Cauliflower Cheese – How prosaic is that!

The first of the new season caulflowers

I live on the ancient spice road, the very air is full of the smell of spices drying, and every neighbour’s wall is festooned with bundles of herbs and strings of peppers. So what the hell am I doing cooking something as prosaic as Cauliflower Cheese in 36 degrees of an August afternoon?

Basically, because I can! It is the last week of August and the first cauliflowers of the season have just appeared on the market stalls and after six months without a decent cauli I crave the texture of cauliflower and the tastiness of a good cheese sauce.

These early cauliflowers are still big enough to feed a family of four (or one Nick) but they are babies compared to the cream coloured monsters that will shortly be harvested and will squat beside menacing cabbages as big as a family hatchback on the market stalls.
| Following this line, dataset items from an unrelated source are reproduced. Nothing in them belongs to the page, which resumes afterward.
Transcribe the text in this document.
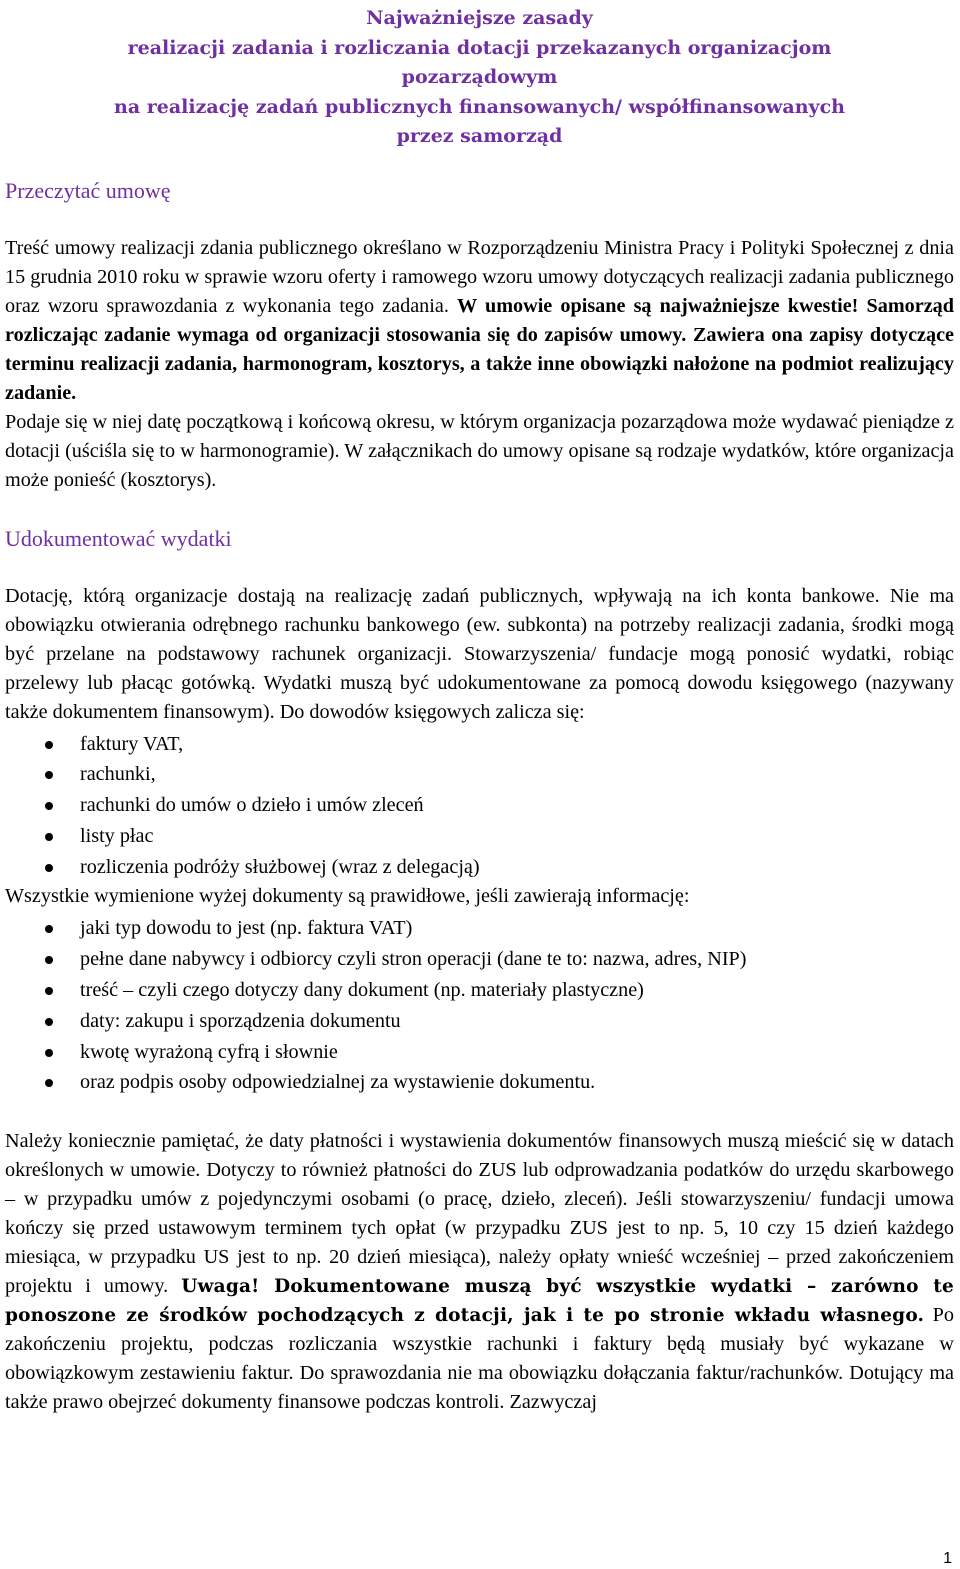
Najważniejsze zasady
realizacji zadania i rozliczania dotacji przekazanych organizacjom
pozarządowym
na realizację zadań publicznych finansowanych/ współfinansowanych
przez samorząd
Przeczytać umowę

Treść umowy realizacji zdania publicznego określano w Rozporządzeniu Ministra Pracy i Polityki Społecznej z dnia 15 grudnia 2010 roku w sprawie wzoru oferty i ramowego wzoru umowy dotyczących realizacji zadania publicznego oraz wzoru sprawozdania z wykonania tego zadania. W umowie opisane są najważniejsze kwestie! Samorząd rozliczając zadanie wymaga od organizacji stosowania się do zapisów umowy. Zawiera ona zapisy dotyczące terminu realizacji zadania, harmonogram, kosztorys, a także inne obowiązki nałożone na podmiot realizujący zadanie.

Podaje się w niej datę początkową i końcową okresu, w którym organizacja pozarządowa może wydawać pieniądze z dotacji (uściśla się to w harmonogramie). W załącznikach do umowy opisane są rodzaje wydatków, które organizacja może ponieść (kosztorys).

Udokumentować wydatki

Dotację, którą organizacje dostają na realizację zadań publicznych, wpływają na ich konta bankowe. Nie ma obowiązku otwierania odrębnego rachunku bankowego (ew. subkonta) na potrzeby realizacji zadania, środki mogą być przelane na podstawowy rachunek organizacji. Stowarzyszenia/ fundacje mogą ponosić wydatki, robiąc przelewy lub płacąc gotówką. Wydatki muszą być udokumentowane za pomocą dowodu księgowego (nazywany także dokumentem finansowym). Do dowodów księgowych zalicza się:

faktury VAT,
rachunki,
rachunki do umów o dzieło i umów zleceń
listy płac
rozliczenia podróży służbowej (wraz z delegacją)

Wszystkie wymienione wyżej dokumenty są prawidłowe, jeśli zawierają informację:

jaki typ dowodu to jest (np. faktura VAT)
pełne dane nabywcy i odbiorcy czyli stron operacji (dane te to: nazwa, adres, NIP)
treść – czyli czego dotyczy dany dokument (np. materiały plastyczne)
daty: zakupu i sporządzenia dokumentu
kwotę wyrażoną cyfrą i słownie
oraz podpis osoby odpowiedzialnej za wystawienie dokumentu.

Należy koniecznie pamiętać, że daty płatności i wystawienia dokumentów finansowych muszą mieścić się w datach określonych w umowie. Dotyczy to również płatności do ZUS lub odprowadzania podatków do urzędu skarbowego – w przypadku umów z pojedynczymi osobami (o pracę, dzieło, zleceń). Jeśli stowarzyszeniu/ fundacji umowa kończy się przed ustawowym terminem tych opłat (w przypadku ZUS jest to np. 5, 10 czy 15 dzień każdego miesiąca, w przypadku US jest to np. 20 dzień miesiąca), należy opłaty wnieść wcześniej – przed zakończeniem projektu i umowy. Uwaga! Dokumentowane muszą być wszystkie wydatki – zarówno te ponoszone ze środków pochodzących z dotacji, jak i te po stronie wkładu własnego. Po zakończeniu projektu, podczas rozliczania wszystkie rachunki i faktury będą musiały być wykazane w obowiązkowym zestawieniu faktur. Do sprawozdania nie ma obowiązku dołączania faktur/rachunków. Dotujący ma także prawo obejrzeć dokumenty finansowe podczas kontroli. Zazwyczaj

1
These cauli’s are dense with pure white flesh and a necklace of delicate green inner leaves just a few centimetres long – I use these too as they are pretty as well as tasty. They are full of goodness; and quickly boiled then drowned in a robust cheese sauce they are gorgeous.

Cauliflower cheese is way more than an accompaniment to a Sunday roast (although it will be on the menu most Sundays over the winter), right now it makes a great evening meal to enjoy as the sun goes down and the temperature drops and it hits the spot after a boiling hot day when you just fancy something lighter but tangy.

Izmir Tulum replaces Cheddar and Mustard Powder lifts and enriches

I make my cheese sauce with butter and Izmir Tulum (a strong cow’s milk cheese) in place of cheddar. I add 1 ½ tablespoons of plain flour to melted butter, whisking well and then gradually add 500ml of skimmed milk and a liberal teaspoon of English mustard powder to lift it. I whisk the sauce to get lightness into it and add as much cheese as the sauce will bear. I let it bubble away for five minutes, stirring all the time with a whisk, to let the flour cook through.

After quickly boiling the cauliflower for a few minutes I drain it well, and then let it air dry so it isn’t soggy and seeping water to dilute the sauce. Arrange in a shallow ovenproof dish (duh!) pour the sauce over, scatter some extra cheese and breadcrumbs on the top and bung it in a medium over for 15/20 minutes or until the top is crispy and the sauce bubbling.

Lashings of rich cheesy sauce

I serve this cauliflower cheese with generous slabs of fresh bread and butter for mopping up the last of the cheese sauce. Bim, the economy food store found everywhere in Turkey, sell a butter which is fantastic, it’s the closest taste to British butter I have found. I use it for everything that doesn’t use olive oil because I hate the taste of Turkish butter type (yes, that’s definitely nothing like butter) spreads.

For variations on a theme, if I’m feeling generous, and I have some, I may crumble crispy bacon on the top of the cauliflower cheese along with the breadcrumbs, and if I fancy a little more spice I may chop up some heavily paprika’d sujuc sausages from the village market, fry them quickly and then mix them and their cooking juices into the cheese sauce at the last minute.

Ready to eat

Tomorrow’s menu is Garlic Roast Chicken, Sweet Roast Peppers with Basil and Rich Potato Salad with Quail’s Eggs. This is of course unless I get sidetracked by going snorkelling or reading in the pool!